Wiewohl Eisenmann ihrem Namen alle Ehre zu machen versuchte und sich als 56-jährige Frau mit unerschöpflicher Kraft gegen einen 72-jährigen Regierenden mit Auslaufoption inszenierte: Näher als drei Prozentpunkte kam sie auch vor Corona-Zeiten nicht an den Amtsinhaber heran. In den persönlichen Werten schon gar nicht. Hier hat sie sogar das Kunststück fertiggebracht, dass nur 29 Prozent der eigenen Unionsanhänger hinter ihr stehen, aber 59 Prozent hinter dem politischen Gegner Kretschmann.
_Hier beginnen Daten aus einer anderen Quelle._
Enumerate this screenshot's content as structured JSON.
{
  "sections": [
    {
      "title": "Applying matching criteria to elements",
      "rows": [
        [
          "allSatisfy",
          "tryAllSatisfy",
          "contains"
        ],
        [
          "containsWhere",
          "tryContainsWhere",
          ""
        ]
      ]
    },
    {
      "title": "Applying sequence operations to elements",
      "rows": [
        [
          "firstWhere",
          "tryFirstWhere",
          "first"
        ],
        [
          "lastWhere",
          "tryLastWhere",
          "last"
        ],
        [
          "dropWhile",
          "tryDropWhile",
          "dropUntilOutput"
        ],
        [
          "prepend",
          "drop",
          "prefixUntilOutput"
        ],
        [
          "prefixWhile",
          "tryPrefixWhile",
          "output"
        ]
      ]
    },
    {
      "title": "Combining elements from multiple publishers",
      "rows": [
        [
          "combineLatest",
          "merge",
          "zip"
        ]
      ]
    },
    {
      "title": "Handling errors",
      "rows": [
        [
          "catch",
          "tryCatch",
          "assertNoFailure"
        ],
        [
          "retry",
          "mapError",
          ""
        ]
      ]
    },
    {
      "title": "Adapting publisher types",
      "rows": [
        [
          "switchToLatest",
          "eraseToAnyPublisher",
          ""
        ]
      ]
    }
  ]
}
Dabei gab es erneut ein bemerkenswertes Manöver der Kanzlerin, das dem Vorgehen von 2011 ähnelt. Über Monate hielt sie den Daumen auf allen Öffnungsschritten, verschärfte den Kurs sogar noch auf das Ziel des 35er Inzidenzwertes vor jeder Lockerung - und kurz vor den Wahlen in Baden-Württemberg lässt sie plötzlich Öffnungsoptionen bis zum Wert von 100 zu. Ganz so, als hätte Eisenmann ihr ins Gewissen geredet, die schon Wochen zuvor den Schulbetrieb normalisieren wollte.

Sowohl im Umfeld der Kanzlerin als auch in der Südwest-CDU wird ein solcher Zusammenhang zurückgewiesen. Und angesichts der Maskenaffäre, in die mit Nikolas Löbe auch ein baden-württembergischer CDU-Politiker verstrickt ist, sind die Unionswerte wieder ins Rutschen gekommen. Der Absturz der CDU von 28 auf nur noch 24 Prozent bei gleichzeitigem Anstieg der Grünen auf 35 hat alle Hoffnungen auf ein Kopf-an-Kopf-Rennen zunichte gemacht.

Schon vor Wochen hatten sich CDU und CSU darauf verständigt, dass der Ausgang der Landtagswahlen in Baden-Württemberg und Rheinland-Pfalz keine Auswirkungen auf die Parteichefs haben sollte. Laschet hatte zwar auch im Online-Wahlkampf mitgemischt, war aber zu kurz im Amt, um für die Bundes- wie Landesthemen in Mithaftung genommen zu werden. Zudem wäre die Erfolgs- oder Misserfolgszuweisung auch zu kompliziert geworden, da Eisenmann zu den Fans von CSU-Chef Markus Söder gezählt wird.

Und doch hat der Ausgang der Landtagswahlen viel mit der Stimmung im Jahr der Bundestagswahl zu tun. 2017 rollte zu Jahresbeginn der Schulz-Zug, schien der SPD-Spitzenkandidat Martin Schulz tatsächlich Chancen zu haben, Merkel abzulösen. Doch dann manövrierte Annegret Kramp-Karrenbauer mit einem überraschenden Wahlsieg im Saarland den Zug aufs Abstellgleis. Umgekehrtes droht nun Laschet. Wenn die Wahl am Sonntag wie die letzte Umfrage ausgeht, hat Kretschmann die Wahl, das Bündnis mit der CDU fortzusetzen oder aber mit SPD und FDP eine Ampelkoalition zu bilden. Grünen-Bundesgeschäftsführer Michael Kellner kann sich kaum ein schöneres Signal aus Stuttgart vorstellen als die Botschaft: „Wir können die CDU schlagen.“

Zusammen mit einer bestätigten Ampel in Rheinland-Pfalz könnte eine weitere in Baden-Württemberg die Stimmung entstehen lassen, dass da Bündnisse jenseits der Union möglich sind, bei denen die Linken keine Rolle spielen. Die Karten würden neu gemischt.